Search code examples
azurepowershellazure-storageazure-databricks

Calculate size of a folder in Azure data lake Gen2 by excluding the blobs in Archive tier


I need to calculate the size of an ADLS folder but need to make sure blobs in the Archive layer are excluded from the list. If I use

$Blobs = Get-AzStorageBlob -Context $ctx -Container $containerName -Prefix $folderName 

Its giving the size but there is no way I can filter out the access tier. enter image description here

But If I use BlobServiceClient, the code is not scalable, it runs forever if I have millions of files.

blob_service_client = BlobServiceClient(account_url=account_url, credential=storage_account_key)
container_client = blob_service_client.get_container_client(container_name)
blob_list = container_client.list_blobs(name_starts_with=folder_path)
for blob in blob_list:
        blob_client = container_client.get_blob_client(blob.name)
    blob_properties = blob_client.get_blob_properties()
    if blob_properties.blob_tier != "Archive":
            total_size += blob_properties.size

Is there an easy and scalable way to achieve this?

Thanks


Solution

  • Currently your code is not optimized. You need not call blob_client.get_blob_properties() method to get the properties of the blob for each blob. They should already be available when you list the blobs.

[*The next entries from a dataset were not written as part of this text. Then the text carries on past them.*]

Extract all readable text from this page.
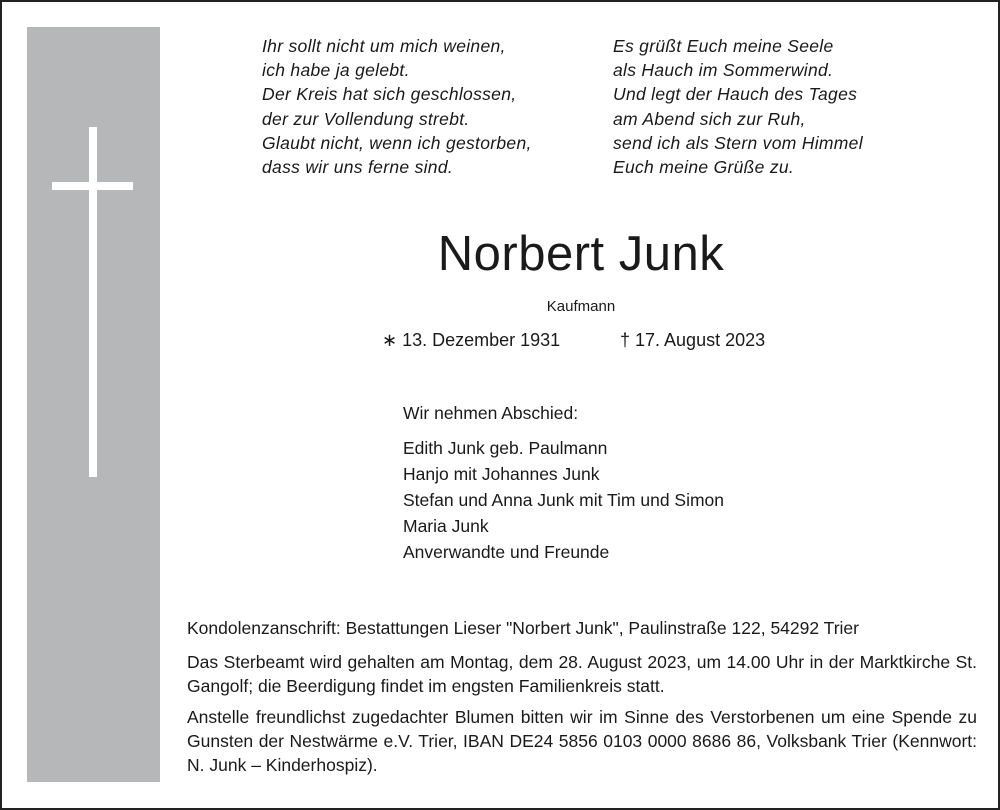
Ihr sollt nicht um mich weinen,
ich habe ja gelebt.
Der Kreis hat sich geschlossen,
der zur Vollendung strebt.
Glaubt nicht, wenn ich gestorben,
dass wir uns ferne sind.
Es grüßt Euch meine Seele
als Hauch im Sommerwind.
Und legt der Hauch des Tages
am Abend sich zur Ruh,
send ich als Stern vom Himmel
Euch meine Grüße zu.
Norbert Junk
Kaufmann
∗ 13. Dezember 1931	† 17. August 2023
Wir nehmen Abschied:
Edith Junk geb. Paulmann
Hanjo mit Johannes Junk
Stefan und Anna Junk mit Tim und Simon
Maria Junk
Anverwandte und Freunde

Kondolenzanschrift: Bestattungen Lieser "Norbert Junk", Paulinstraße 122, 54292 Trier

Das Sterbeamt wird gehalten am Montag, dem 28. August 2023, um 14.00 Uhr in der Marktkirche St. Gangolf; die Beerdigung findet im engsten Familienkreis statt.

Anstelle freundlichst zugedachter Blumen bitten wir im Sinne des Verstorbenen um eine Spende zu Gunsten der Nestwärme e.V. Trier, IBAN DE24 5856 0103 0000 8686 86, Volksbank Trier (Kennwort: N. Junk – Kinderhospiz).
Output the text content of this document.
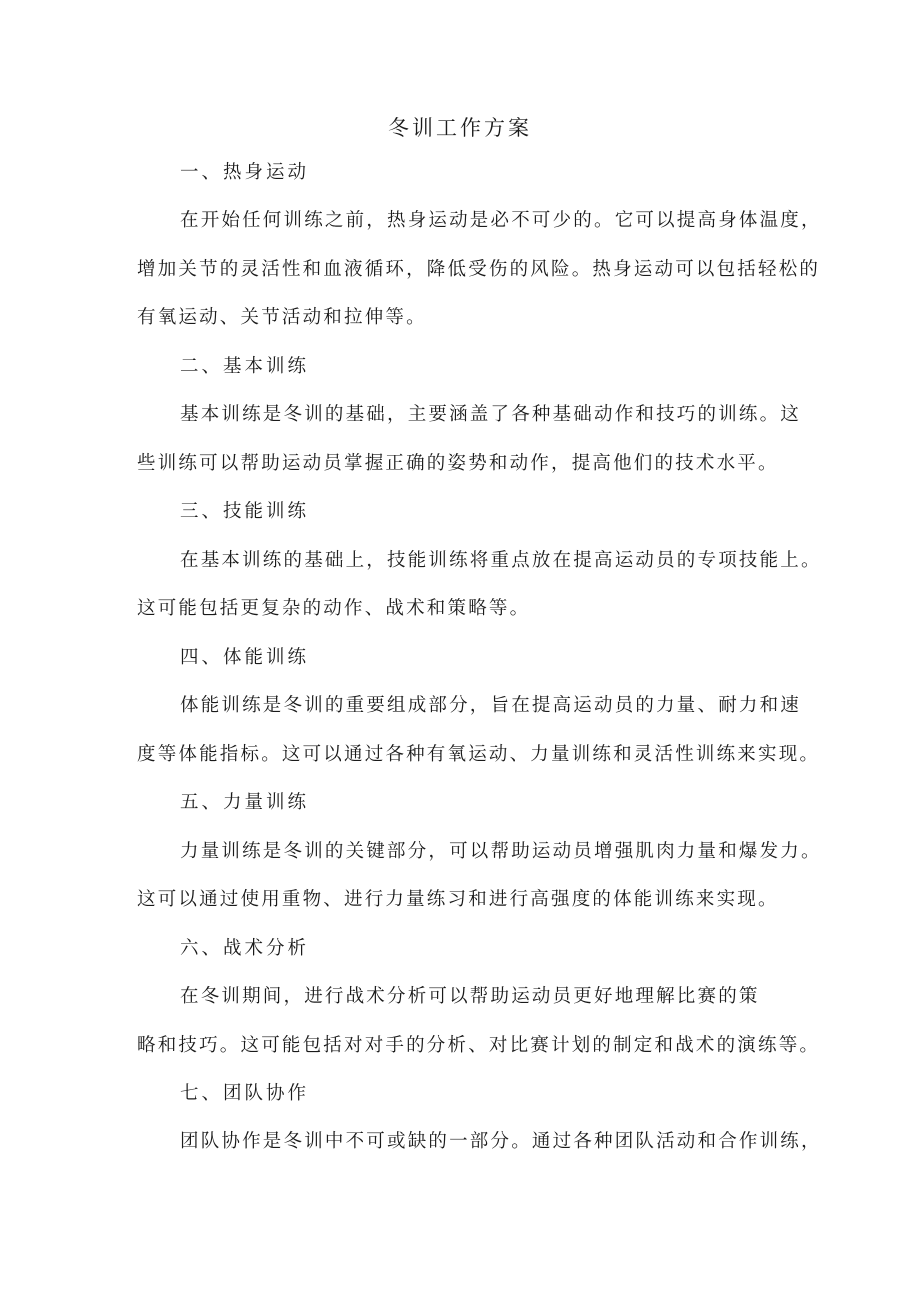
冬训工作方案
一、热身运动
在开始任何训练之前，热身运动是必不可少的。它可以提高身体温度，
增加关节的灵活性和血液循环，降低受伤的风险。热身运动可以包括轻松的
有氧运动、关节活动和拉伸等。
二、基本训练
基本训练是冬训的基础，主要涵盖了各种基础动作和技巧的训练。这
些训练可以帮助运动员掌握正确的姿势和动作，提高他们的技术水平。
三、技能训练
在基本训练的基础上，技能训练将重点放在提高运动员的专项技能上。
这可能包括更复杂的动作、战术和策略等。
四、体能训练
体能训练是冬训的重要组成部分，旨在提高运动员的力量、耐力和速
度等体能指标。这可以通过各种有氧运动、力量训练和灵活性训练来实现。
五、力量训练
力量训练是冬训的关键部分，可以帮助运动员增强肌肉力量和爆发力。
这可以通过使用重物、进行力量练习和进行高强度的体能训练来实现。
六、战术分析
在冬训期间，进行战术分析可以帮助运动员更好地理解比赛的策
略和技巧。这可能包括对对手的分析、对比赛计划的制定和战术的演练等。
七、团队协作
团队协作是冬训中不可或缺的一部分。通过各种团队活动和合作训练，
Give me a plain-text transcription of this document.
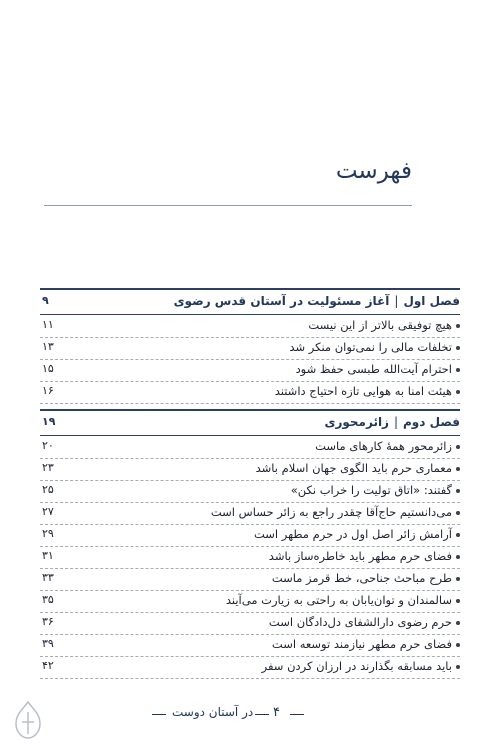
فهرست
فصل اول|آغاز مسئولیت در آستان قدس رضوی
۹
هیچ توفیقی بالاتر از این نیست
۱۱
تخلفات مالی را نمی‌توان منکر شد
۱۳
احترام آیت‌الله طبسی حفظ شود
۱۵
هیئت امنا به هوایی تازه احتیاج داشتند
۱۶
فصل دوم|زائرمحوری
۱۹
زائرمحور همهٔ کارهای ماست
۲۰
معماری حرم باید الگوی جهان اسلام باشد
۲۳
گفتند: «اتاق تولیت را خراب نکن»
۲۵
می‌دانستیم حاج‌آقا چقدر راجع به زائر حساس است
۲۷
آرامش زائر اصل اول در حرم مطهر است
۲۹
فضای حرم مطهر باید خاطره‌ساز باشد
۳۱
طرح مباحث جناحی، خط قرمز ماست
۳۳
سالمندان و توان‌یابان به راحتی به زیارت می‌آیند
۳۵
حرم رضوی دارالشفای دل‌دادگان است
۳۶
فضای حرم مطهر نیازمند توسعه است
۳۹
باید مسابقه بگذارند در ارزان کردن سفر
۴۲
در آستان دوست ۴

    Please try the following code:

    blob_service_client = BlobServiceClient(account_url=account_url, credential=storage_account_key)
    container_client = blob_service_client.get_container_client(container_name)
    blob_list = container_client.list_blobs(name_starts_with=folder_path)
    for blob in blob_list:
        if blob.blob_tier != "Archive":
                total_size += blob_properties.size
    

    Also, looking at the documentation of Get-AzStorageBlob, the output of the cmdlet would be a list of blobs which are of type AzureStorageBlob and that has a property called AccessTier. What you can do is loop through the blobs returned by this Cmdlet and filter by access tier to get the desired information.